The SFDR sets out harmonised rules on transparency and aims to include environmental, social and governance (ESG) “sustainability” considerations and risks in the decision-making process of investors and asset managers in a consistent manner across the EU financial services sector.
The SFDR introduces additional disclosure obligations for manufacturers of financial products and financial advisers toward end-investors. The Regulations will require impacted firms to integrate sustainability into their investment processes and to consider the adverse impacts of their investments on sustainability factors. The requirements apply regardless of whether the client has indicated an ESG preference or not.

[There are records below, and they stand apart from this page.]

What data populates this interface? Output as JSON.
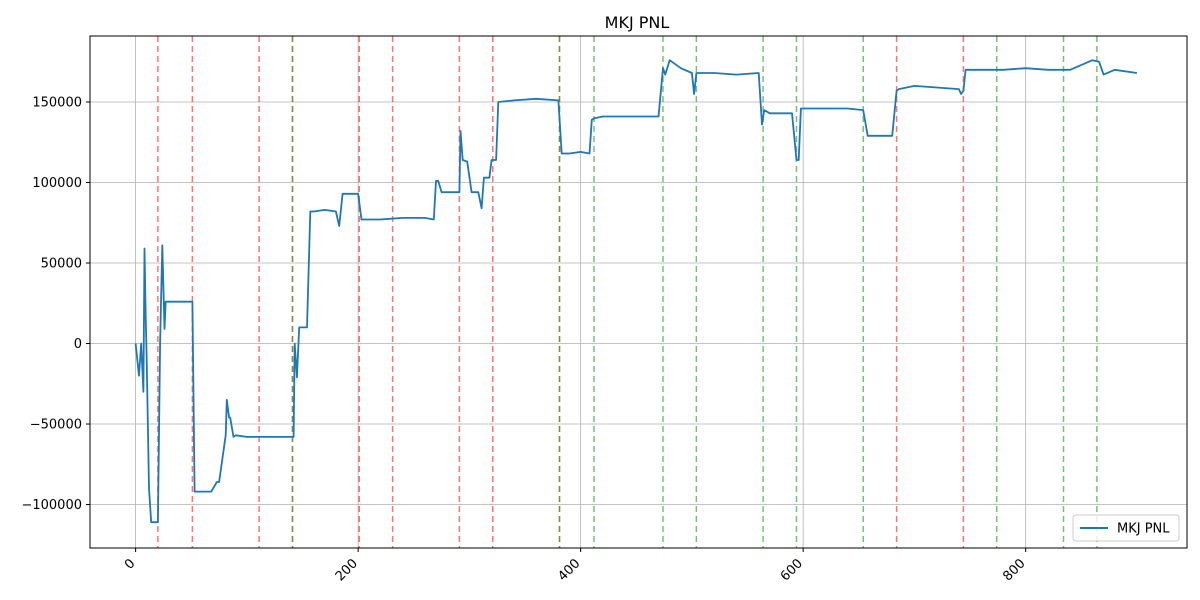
{
  "chart_data": {
    "type": "line",
    "title": "MKJ PNL",
    "xlabel": "",
    "ylabel": "",
    "xlim": [
      -41,
      945
    ],
    "ylim": [
      -127000,
      191000
    ],
    "x_ticks": [
      0,
      200,
      400,
      600,
      800
    ],
    "y_ticks": [
      -100000,
      -50000,
      0,
      50000,
      100000,
      150000
    ],
    "x_tick_labels": [
      "0",
      "200",
      "400",
      "600",
      "800"
    ],
    "y_tick_labels": [
      "−100000",
      "−50000",
      "0",
      "50000",
      "100000",
      "150000"
    ],
    "grid": true,
    "legend": {
      "position": "lower-right",
      "entries": [
        "MKJ PNL"
      ]
    },
    "colors": {
      "series": "#1f77b4",
      "red_marker": "#ff0000",
      "green_marker": "#2ca02c"
    },
    "series": [
      {
        "name": "MKJ PNL",
        "x": [
          0,
          3,
          5,
          7,
          8,
          9,
          10,
          12,
          14,
          16,
          18,
          20,
          22,
          24,
          26,
          27,
          28,
          30,
          40,
          51,
          53,
          56,
          60,
          68,
          73,
          75,
          81,
          82,
          84,
          85,
          88,
          90,
          100,
          120,
          140,
          142,
          143,
          145,
          147,
          148,
          150,
          154,
          157,
          160,
          170,
          180,
          183,
          186,
          188,
          190,
          200,
          203,
          205,
          210,
          220,
          240,
          260,
          268,
          270,
          272,
          275,
          280,
          288,
          291,
          292,
          294,
          298,
          302,
          308,
          311,
          313,
          318,
          320,
          324,
          326,
          340,
          360,
          380,
          383,
          385,
          390,
          400,
          408,
          410,
          413,
          420,
          440,
          460,
          470,
          474,
          476,
          480,
          490,
          500,
          502,
          504,
          510,
          520,
          540,
          560,
          563,
          565,
          570,
          590,
          594,
          596,
          598,
          600,
          620,
          640,
          654,
          658,
          670,
          680,
          684,
          686,
          700,
          720,
          740,
          742,
          744,
          746,
          760,
          780,
          800,
          820,
          840,
          860,
          866,
          870,
          880,
          900
        ],
        "y": [
          0,
          -20000,
          0,
          -30000,
          59000,
          20000,
          -10000,
          -90000,
          -111000,
          -111000,
          -111000,
          -111000,
          0,
          61000,
          9000,
          26000,
          26000,
          26000,
          26000,
          26000,
          -92000,
          -92000,
          -92000,
          -92000,
          -86000,
          -86000,
          -57000,
          -35000,
          -46000,
          -46000,
          -58000,
          -57000,
          -58000,
          -58000,
          -58000,
          -58000,
          0,
          -21000,
          10000,
          10000,
          10000,
          10000,
          82000,
          82000,
          83000,
          82000,
          73000,
          93000,
          93000,
          93000,
          93000,
          77000,
          77000,
          77000,
          77000,
          78000,
          78000,
          77000,
          101000,
          101000,
          94000,
          94000,
          94000,
          94000,
          132000,
          114000,
          113000,
          94000,
          94000,
          84000,
          103000,
          103000,
          114000,
          114000,
          150000,
          151000,
          152000,
          151000,
          118000,
          118000,
          118000,
          119000,
          118000,
          139000,
          140000,
          141000,
          141000,
          141000,
          141000,
          171000,
          167000,
          176000,
          171000,
          168000,
          155000,
          168000,
          168000,
          168000,
          167000,
          168000,
          136000,
          145000,
          143000,
          143000,
          114000,
          114000,
          146000,
          146000,
          146000,
          146000,
          145000,
          129000,
          129000,
          129000,
          157000,
          158000,
          160000,
          159000,
          158000,
          155000,
          157000,
          170000,
          170000,
          170000,
          171000,
          170000,
          170000,
          176000,
          175000,
          167000,
          170000,
          168000
        ]
      }
    ],
    "red_vlines": [
      20,
      51,
      111,
      141,
      201,
      231,
      291,
      321,
      381,
      684,
      744
    ],
    "green_vlines": [
      141,
      381,
      412,
      474,
      504,
      564,
      594,
      654,
      774,
      834,
      864
    ]
  }
}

A sustainable investment product is where a product is sold as promoting environmental or social characteristics. It is envisaged that greater transparency and sustainability-related information will enable investors to compare financial products and to make informed investment decisions about ESG products.
McCarney Financial Services Limited does not currently consider the adverse impacts of investment decisions on sustainability, however, the firm will review this approach on an annual basis.